Supports UnicodeSets as described in UTS #35 - Unicode Sets.
The error type of the returned Result can be pretty-printed with ParseError::fmt_with_source
.
§Variables
If you need support for variables inside UnicodeSets (e.g., [$start-$end]
), use parse_with_variables
.
§Limitations
- Currently, we only support the ECMA-262 properties.
The property names must match the exact spelling listed in ECMA-262. Note that we do support UTS35 syntax for elided
General_Category
andScript
property names, i.e.,[:Latn:]
and[:Ll:]
are both valid, with the former implying theScript
property, and the latter theGeneral_Category
property. - We do not support
\N{Unicode code point name}
character escaping. Use any other escape method described in UTS35.

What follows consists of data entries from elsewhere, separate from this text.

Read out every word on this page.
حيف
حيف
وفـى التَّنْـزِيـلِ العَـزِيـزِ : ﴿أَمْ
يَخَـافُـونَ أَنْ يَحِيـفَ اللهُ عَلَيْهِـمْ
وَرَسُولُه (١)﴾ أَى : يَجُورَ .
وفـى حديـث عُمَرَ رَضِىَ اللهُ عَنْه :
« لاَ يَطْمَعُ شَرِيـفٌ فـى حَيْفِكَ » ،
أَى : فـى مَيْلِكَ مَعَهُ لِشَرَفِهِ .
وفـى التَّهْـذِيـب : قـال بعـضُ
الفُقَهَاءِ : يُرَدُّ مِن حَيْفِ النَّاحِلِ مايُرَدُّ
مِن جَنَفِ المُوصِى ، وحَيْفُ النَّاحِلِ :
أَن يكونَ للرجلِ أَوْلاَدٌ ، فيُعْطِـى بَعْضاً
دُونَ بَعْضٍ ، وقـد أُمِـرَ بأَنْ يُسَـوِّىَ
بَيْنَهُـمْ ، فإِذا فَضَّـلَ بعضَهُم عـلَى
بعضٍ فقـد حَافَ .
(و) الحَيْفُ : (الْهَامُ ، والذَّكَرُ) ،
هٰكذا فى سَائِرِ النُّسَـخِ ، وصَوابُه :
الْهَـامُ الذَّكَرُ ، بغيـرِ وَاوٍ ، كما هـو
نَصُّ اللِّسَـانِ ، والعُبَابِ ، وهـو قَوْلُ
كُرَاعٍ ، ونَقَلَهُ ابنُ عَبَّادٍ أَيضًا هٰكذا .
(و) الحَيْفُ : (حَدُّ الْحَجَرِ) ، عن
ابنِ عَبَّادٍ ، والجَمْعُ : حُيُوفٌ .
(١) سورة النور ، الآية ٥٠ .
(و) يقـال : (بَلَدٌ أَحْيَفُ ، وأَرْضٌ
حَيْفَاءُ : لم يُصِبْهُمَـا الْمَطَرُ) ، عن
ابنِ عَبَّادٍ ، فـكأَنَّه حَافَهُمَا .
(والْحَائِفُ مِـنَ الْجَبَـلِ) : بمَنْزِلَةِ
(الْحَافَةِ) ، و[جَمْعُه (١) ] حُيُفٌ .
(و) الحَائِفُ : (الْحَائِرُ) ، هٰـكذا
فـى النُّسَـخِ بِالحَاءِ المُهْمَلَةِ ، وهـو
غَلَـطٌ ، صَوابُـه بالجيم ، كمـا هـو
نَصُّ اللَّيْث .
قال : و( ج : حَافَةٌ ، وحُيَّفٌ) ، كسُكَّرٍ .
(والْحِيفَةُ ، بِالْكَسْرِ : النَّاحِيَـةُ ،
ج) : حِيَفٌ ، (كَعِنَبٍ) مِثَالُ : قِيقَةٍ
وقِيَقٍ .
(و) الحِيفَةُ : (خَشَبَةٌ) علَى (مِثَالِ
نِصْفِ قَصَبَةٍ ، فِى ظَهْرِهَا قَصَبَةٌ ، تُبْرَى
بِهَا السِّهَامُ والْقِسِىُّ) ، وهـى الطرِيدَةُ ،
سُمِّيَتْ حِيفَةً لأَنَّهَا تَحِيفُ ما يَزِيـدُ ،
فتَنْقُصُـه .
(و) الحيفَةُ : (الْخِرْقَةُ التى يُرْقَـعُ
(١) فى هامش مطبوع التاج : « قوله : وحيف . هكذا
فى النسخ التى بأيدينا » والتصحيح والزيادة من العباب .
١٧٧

✨ Enabled with the compiled_data
Cargo feature.
§Examples
Parse ranges
use icu::experimental::unicodeset_parse::parse;
let source = "[a-zA-Z0-9]";
let (set, consumed) = parse(source).unwrap();
let code_points = set.code_points();
assert!(code_points.contains_range('a'..='z'));
assert!(code_points.contains_range('A'..='Z'));
assert!(code_points.contains_range('0'..='9'));
assert_eq!(consumed, source.len());
Parse properties, set operations, inner sets
use icu::experimental::unicodeset_parse::parse;
let (set, _) =
parse("[[:^ll:]-[^][:gc = Lowercase Letter:]&[^[[^]-[a-z]]]]").unwrap();
assert!(set.code_points().contains_range('a'..='z'));
assert_eq!(('a'..='z').count(), set.size());
Inversions remove strings
use icu::experimental::unicodeset_parse::parse;
let (set, _) =
parse(r"[[a-z{hello\ world}]&[^a-y{hello\ world}]]").unwrap();
assert!(set.contains('z'));
assert_eq!(set.size(), 1);
assert!(!set.has_strings());
Set operators (including the implicit union) have the same precedence and are left-associative
use icu::experimental::unicodeset_parse::parse;
let (set, _) = parse("[[ace][bdf] - [abc][def]]").unwrap();
assert!(set.code_points().contains_range('d'..='f'));
assert_eq!(set.size(), ('d'..='f').count());
Supports partial parses
use icu::experimental::unicodeset_parse::parse;
let (set, consumed) = parse("[a-c][x-z]").unwrap();
let code_points = set.code_points();
assert!(code_points.contains_range('a'..='c'));
assert!(!code_points.contains_range('x'..='z'));
assert_eq!(set.size(), ('a'..='c').count());
// only the first UnicodeSet is parsed
assert_eq!(consumed, "[a-c]".len());